There was the thump of somebody descending the stairs, a slight break as the man put his head into the kitchen, enquiring who the hell Groves was, and what she was doing in his kitchen. After the higher notes of Groves’ voice, he finally entered the living room, his face ashen with dread as he realised that there was a policewoman in the kitchen and, no doubt, this was another one in his living room. It could only bode ill.
‘Have you come about Ricky?’ he asked, without waiting for the other woman to introduce herself.
‘DI Hardy, Mr Dunbar, Mrs Dunbar, and that’s DS Groves in the kitchen, making us all a nice cup of tea.’
‘Is this about Ricky?
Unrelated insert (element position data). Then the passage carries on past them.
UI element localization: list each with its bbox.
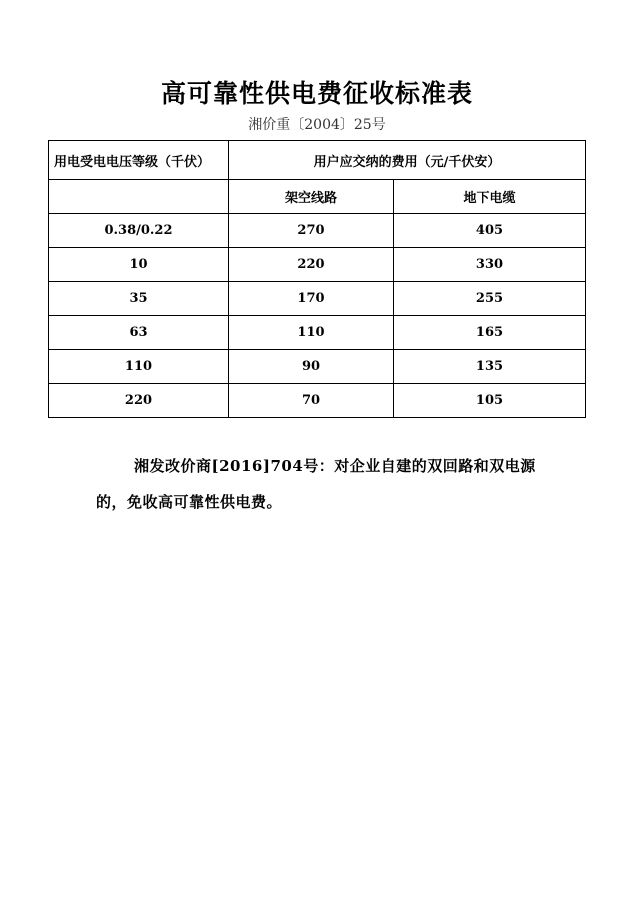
table-subheader-row xyxy=(49,180,586,214)
overhead-fee-cell: 220 xyxy=(229,248,394,282)
cable-fee-cell: 105 xyxy=(394,384,586,418)
overhead-fee-cell: 170 xyxy=(229,282,394,316)
cable-fee-cell: 405 xyxy=(394,214,586,248)
table-row xyxy=(49,350,586,384)
voltage-cell: 110 xyxy=(49,350,229,384)
table-row xyxy=(49,384,586,418)
overhead-fee-cell: 270 xyxy=(229,214,394,248)
voltage-cell: 10 xyxy=(49,248,229,282)
table-header-row xyxy=(49,141,586,180)
overhead-fee-cell: 90 xyxy=(229,350,394,384)
voltage-cell: 220 xyxy=(49,384,229,418)
overhead-fee-cell: 70 xyxy=(229,384,394,418)
exemption-note: 湘发改价商[2016]704号：对企业自建的双回路和双电源的，免收高可靠性供电费。 xyxy=(96,457,536,511)
cable-fee-cell: 135 xyxy=(394,350,586,384)
fee-header: 用户应交纳的费用（元/千伏安） xyxy=(229,141,586,180)
cable-fee-cell: 255 xyxy=(394,282,586,316)
document-number: 湘价重〔2004〕25号 xyxy=(248,117,386,133)
overhead-fee-cell: 110 xyxy=(229,316,394,350)
cable-fee-cell: 165 xyxy=(394,316,586,350)
voltage-cell: 0.38/0.22 xyxy=(49,214,229,248)
voltage-level-header: 用电受电电压等级（千伏） xyxy=(49,141,229,180)
empty-header-cell xyxy=(49,180,229,214)
voltage-cell: 35 xyxy=(49,282,229,316)
overhead-line-header: 架空线路 xyxy=(229,180,394,214)
table-row xyxy=(49,282,586,316)
table-row xyxy=(49,214,586,248)
voltage-cell: 63 xyxy=(49,316,229,350)
fee-standard-table xyxy=(48,140,586,418)
underground-cable-header: 地下电缆 xyxy=(394,180,586,214)
cable-fee-cell: 330 xyxy=(394,248,586,282)
table-row xyxy=(49,248,586,282)
page-title: 高可靠性供电费征收标准表 xyxy=(160,79,473,108)
table-row xyxy=(49,316,586,350)
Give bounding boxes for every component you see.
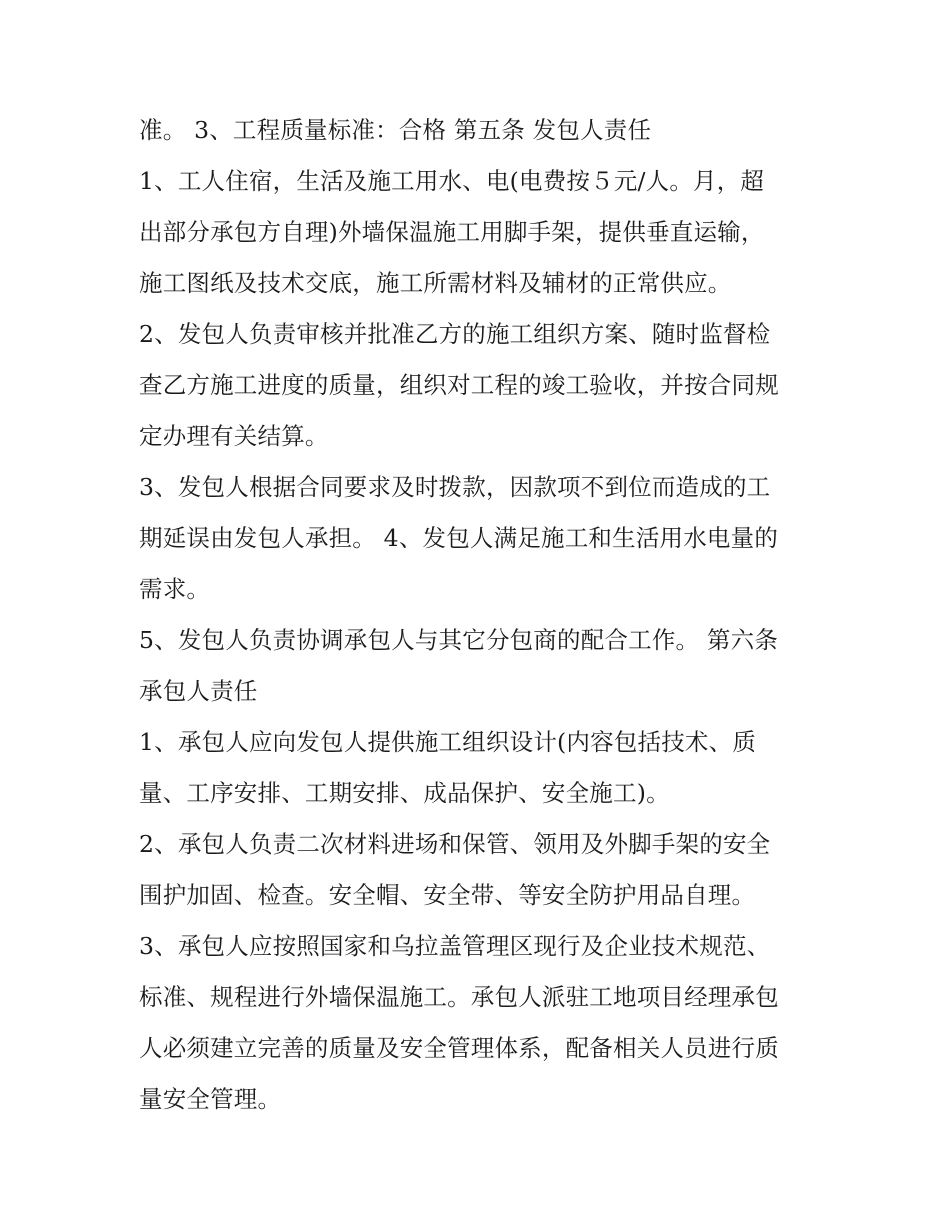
text-line: 准。 3、工程质量标准：合格 第五条 发包人责任 bbox=[139, 116, 652, 144]
text-line: 出部分承包方自理)外墙保温施工用脚手架，提供垂直运输， bbox=[139, 218, 765, 246]
text-line: 围护加固、检查。安全帽、安全带、等安全防护用品自理。 bbox=[139, 881, 756, 909]
text-line: 查乙方施工进度的质量，组织对工程的竣工验收，并按合同规 bbox=[139, 371, 779, 399]
text-line: 定办理有关结算。 bbox=[139, 422, 329, 450]
text-line: 3、发包人根据合同要求及时拨款，因款项不到位而造成的工 bbox=[139, 473, 771, 501]
text-line: 5、发包人负责协调承包人与其它分包商的配合工作。 第六条 bbox=[139, 626, 779, 654]
text-line: 量、工序安排、工期安排、成品保护、安全施工)。 bbox=[139, 779, 670, 807]
text-line: 1、工人住宿，生活及施工用水、电(电费按５元/人。月，超 bbox=[139, 167, 765, 195]
text-line: 承包人责任 bbox=[139, 677, 258, 705]
text-line: 需求。 bbox=[139, 575, 211, 603]
text-line: 1、承包人应向发包人提供施工组织设计(内容包括技术、质 bbox=[139, 728, 757, 756]
text-line: 量安全管理。 bbox=[139, 1085, 282, 1113]
text-line: 3、承包人应按照国家和乌拉盖管理区现行及企业技术规范、 bbox=[139, 932, 771, 960]
text-line: 期延误由发包人承担。 4、发包人满足施工和生活用水电量的 bbox=[139, 524, 779, 552]
document-body bbox=[139, 105, 819, 1125]
text-line: 2、发包人负责审核并批准乙方的施工组织方案、随时监督检 bbox=[139, 320, 771, 348]
text-line: 2、承包人负责二次材料进场和保管、领用及外脚手架的安全 bbox=[139, 830, 771, 858]
text-line: 施工图纸及技术交底，施工所需材料及辅材的正常供应。 bbox=[139, 269, 732, 297]
text-line: 标准、规程进行外墙保温施工。承包人派驻工地项目经理承包 bbox=[139, 983, 779, 1011]
text-line: 人必须建立完善的质量及安全管理体系，配备相关人员进行质 bbox=[139, 1034, 779, 1062]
Is he in some sort of trouble?’ the man persisted, while his wife put a hand up to her mouth in dread anticipation.
At that point she joined the conversation. ‘We noticed that his bed didn’t seem to have been slept in and a lot of the food I left for him in the freezer is still there. He should have used more of it.’
‘I’m afraid it is about Ricky, Mr and Mrs Dunbar. I suggest that you sit down, sir.’
‘He’s dead, isn’t he?’ Mrs Dunbar blurted out, and put her hands over her eyes as they filled with anticipatory tears.
‘I’m afraid we have reason to believe that the body we have found is that of your son,’ replied Hardy as the sobs started to seep out through the bereaved mother’s fingers.
‘How did it happen?’ asked the man. ‘Was it an accident on the road? Was he knocked down and killed?’ His face was as grey as putty as he asked these almost impossible questions. It seemed unbelievable that they could have returned from a lovely, relaxing holiday to a nightmare like this.